60 JAHRE NACH DEM MORDEN – Entschuldigung des Gothaer Landrats – vom 09.11.2004
Quelle: Freies Wort vom 09.11.2004
60 JAHRE NACH DEM MORDEN
Entschuldigung des Gothaer Landrats
ESPENFELD – Vertreter des Ilm-Kreises, des Landkreises Gotha, Mitglieder von Opferbünden und interessierte Bürger gedachten am 7. November, 60 Jahre nachdem das Außenkommando S III von den Faschisten gegründet worden war, auf dem Ehrenfriedhof nahe Espenfeld der Opfer.

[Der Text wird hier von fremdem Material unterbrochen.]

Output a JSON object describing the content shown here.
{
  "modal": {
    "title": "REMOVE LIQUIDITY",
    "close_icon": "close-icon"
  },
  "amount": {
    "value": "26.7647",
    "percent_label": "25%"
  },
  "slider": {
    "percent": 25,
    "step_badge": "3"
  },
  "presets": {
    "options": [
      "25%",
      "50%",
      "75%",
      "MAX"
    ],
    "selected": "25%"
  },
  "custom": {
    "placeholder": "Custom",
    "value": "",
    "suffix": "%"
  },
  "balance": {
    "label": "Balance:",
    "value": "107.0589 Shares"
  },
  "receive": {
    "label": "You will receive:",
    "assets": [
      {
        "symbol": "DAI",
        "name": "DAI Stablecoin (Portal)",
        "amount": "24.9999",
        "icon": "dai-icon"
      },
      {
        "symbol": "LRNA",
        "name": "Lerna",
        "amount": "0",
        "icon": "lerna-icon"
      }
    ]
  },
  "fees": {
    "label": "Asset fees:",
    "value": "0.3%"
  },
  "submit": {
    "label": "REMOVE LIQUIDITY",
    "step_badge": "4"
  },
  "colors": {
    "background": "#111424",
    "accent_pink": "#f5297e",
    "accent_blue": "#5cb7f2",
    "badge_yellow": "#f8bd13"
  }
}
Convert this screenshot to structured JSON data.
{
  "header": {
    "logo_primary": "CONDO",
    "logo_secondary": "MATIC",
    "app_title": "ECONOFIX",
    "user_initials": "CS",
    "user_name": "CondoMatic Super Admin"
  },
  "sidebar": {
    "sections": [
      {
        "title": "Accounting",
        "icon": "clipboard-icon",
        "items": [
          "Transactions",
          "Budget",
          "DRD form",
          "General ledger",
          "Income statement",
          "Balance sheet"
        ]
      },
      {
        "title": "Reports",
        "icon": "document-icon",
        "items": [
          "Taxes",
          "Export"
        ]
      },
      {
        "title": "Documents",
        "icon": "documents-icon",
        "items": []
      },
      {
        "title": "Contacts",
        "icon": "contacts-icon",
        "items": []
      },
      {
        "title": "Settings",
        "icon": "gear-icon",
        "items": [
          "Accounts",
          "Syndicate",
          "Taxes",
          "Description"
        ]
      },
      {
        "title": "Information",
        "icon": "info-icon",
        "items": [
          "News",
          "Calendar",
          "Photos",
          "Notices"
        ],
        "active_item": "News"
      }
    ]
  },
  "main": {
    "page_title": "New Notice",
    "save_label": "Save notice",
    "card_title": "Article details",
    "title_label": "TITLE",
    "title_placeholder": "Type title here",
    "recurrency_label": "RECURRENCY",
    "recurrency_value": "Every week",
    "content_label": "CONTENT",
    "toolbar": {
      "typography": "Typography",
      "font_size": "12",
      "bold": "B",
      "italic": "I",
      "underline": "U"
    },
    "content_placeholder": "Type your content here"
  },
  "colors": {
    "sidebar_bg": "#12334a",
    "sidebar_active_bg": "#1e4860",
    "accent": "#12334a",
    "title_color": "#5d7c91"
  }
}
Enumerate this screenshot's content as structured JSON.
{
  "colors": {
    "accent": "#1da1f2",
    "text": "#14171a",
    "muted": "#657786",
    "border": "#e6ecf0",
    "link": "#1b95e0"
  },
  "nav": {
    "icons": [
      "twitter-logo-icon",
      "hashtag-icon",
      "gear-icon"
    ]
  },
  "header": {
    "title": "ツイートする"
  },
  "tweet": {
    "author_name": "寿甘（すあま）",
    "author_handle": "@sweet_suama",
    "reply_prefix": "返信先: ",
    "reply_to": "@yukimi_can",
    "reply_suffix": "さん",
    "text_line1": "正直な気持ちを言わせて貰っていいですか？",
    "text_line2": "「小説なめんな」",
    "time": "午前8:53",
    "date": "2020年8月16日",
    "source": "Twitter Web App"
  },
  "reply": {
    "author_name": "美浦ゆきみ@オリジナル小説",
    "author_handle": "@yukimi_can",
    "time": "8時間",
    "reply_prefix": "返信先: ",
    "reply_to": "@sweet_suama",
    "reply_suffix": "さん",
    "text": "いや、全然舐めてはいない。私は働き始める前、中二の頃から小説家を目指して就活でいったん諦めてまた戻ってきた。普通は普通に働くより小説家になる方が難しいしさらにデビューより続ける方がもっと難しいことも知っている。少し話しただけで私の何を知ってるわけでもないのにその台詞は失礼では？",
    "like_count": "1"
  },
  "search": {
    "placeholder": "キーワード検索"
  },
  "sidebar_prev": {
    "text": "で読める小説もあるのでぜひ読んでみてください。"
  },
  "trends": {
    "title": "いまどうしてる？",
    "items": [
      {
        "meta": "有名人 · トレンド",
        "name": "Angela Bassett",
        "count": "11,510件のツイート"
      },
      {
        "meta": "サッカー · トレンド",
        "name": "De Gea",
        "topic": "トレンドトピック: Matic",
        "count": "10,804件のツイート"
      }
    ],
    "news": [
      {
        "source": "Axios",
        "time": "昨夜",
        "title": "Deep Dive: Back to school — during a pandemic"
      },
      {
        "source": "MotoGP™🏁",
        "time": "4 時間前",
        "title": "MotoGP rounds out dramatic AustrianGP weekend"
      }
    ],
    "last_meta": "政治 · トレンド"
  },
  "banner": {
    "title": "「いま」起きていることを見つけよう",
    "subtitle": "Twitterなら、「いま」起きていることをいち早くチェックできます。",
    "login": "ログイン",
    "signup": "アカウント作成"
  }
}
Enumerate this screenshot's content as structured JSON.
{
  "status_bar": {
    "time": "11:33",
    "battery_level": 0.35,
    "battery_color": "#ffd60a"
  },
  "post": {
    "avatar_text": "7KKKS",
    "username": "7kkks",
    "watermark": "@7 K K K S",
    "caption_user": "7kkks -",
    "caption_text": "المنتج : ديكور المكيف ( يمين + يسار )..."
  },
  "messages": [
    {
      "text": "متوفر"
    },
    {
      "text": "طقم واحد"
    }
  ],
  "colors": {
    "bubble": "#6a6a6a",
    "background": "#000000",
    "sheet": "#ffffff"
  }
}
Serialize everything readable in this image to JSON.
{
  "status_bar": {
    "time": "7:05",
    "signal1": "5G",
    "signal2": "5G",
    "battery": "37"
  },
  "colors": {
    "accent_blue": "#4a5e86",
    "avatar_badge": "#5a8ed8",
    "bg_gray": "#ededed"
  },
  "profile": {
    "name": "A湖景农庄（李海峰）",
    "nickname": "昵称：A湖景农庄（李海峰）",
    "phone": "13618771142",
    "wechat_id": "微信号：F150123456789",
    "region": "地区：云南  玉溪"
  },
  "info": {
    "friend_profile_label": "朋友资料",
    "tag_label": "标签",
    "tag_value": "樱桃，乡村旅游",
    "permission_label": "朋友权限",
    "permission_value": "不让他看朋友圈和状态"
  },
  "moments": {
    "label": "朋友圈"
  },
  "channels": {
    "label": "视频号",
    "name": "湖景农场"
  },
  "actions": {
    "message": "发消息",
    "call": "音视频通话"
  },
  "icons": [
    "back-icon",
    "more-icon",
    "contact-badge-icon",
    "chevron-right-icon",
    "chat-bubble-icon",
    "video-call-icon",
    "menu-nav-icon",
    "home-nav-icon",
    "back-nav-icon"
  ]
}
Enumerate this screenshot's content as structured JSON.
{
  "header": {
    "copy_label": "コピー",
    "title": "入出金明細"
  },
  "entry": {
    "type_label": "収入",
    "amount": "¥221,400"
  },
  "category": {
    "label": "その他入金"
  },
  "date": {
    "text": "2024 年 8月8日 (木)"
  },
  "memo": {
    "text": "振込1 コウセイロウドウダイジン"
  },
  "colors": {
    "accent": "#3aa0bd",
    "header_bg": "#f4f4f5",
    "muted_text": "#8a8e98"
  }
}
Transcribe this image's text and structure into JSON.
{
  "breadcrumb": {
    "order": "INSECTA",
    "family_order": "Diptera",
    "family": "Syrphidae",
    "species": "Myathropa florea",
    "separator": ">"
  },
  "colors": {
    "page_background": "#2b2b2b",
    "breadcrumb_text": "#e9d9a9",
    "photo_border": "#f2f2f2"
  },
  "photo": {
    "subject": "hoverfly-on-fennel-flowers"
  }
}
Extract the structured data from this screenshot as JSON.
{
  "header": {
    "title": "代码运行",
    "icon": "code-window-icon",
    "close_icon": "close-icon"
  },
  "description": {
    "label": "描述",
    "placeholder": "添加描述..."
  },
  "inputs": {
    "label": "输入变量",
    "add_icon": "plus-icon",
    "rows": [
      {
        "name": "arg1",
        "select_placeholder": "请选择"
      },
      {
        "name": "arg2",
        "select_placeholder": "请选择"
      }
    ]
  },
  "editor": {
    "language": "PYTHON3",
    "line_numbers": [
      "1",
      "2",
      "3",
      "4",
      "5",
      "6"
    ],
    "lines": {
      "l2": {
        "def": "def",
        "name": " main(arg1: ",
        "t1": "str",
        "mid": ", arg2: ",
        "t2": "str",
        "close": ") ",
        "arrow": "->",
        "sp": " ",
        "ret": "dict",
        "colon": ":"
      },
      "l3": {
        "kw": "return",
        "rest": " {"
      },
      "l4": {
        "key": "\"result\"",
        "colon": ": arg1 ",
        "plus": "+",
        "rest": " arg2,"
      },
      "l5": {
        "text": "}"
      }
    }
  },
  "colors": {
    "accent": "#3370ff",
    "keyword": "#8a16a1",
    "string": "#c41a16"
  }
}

Geheime Waffenproduktion, versteckte Schätze, Führerhauptquartier – um die Stollen im Jonastal ranken sich mittlerweile Gerüchte, Legenden und Spekulationen. All zu leicht werden dabei aber die Häftlinge vergessen, die unter menschenunwürdigen Bedingungen das Stollensystem im Muschelkalk schufen. Wider das Vergessen wurde genau 60 Jahre nachdem das sogenannte S III zunächst auf dem Truppenübungsplatz Ohrdruf, später auch in Crawinkel, Espenfeld und dem Jonastal neue Tote brachte, gemahnt.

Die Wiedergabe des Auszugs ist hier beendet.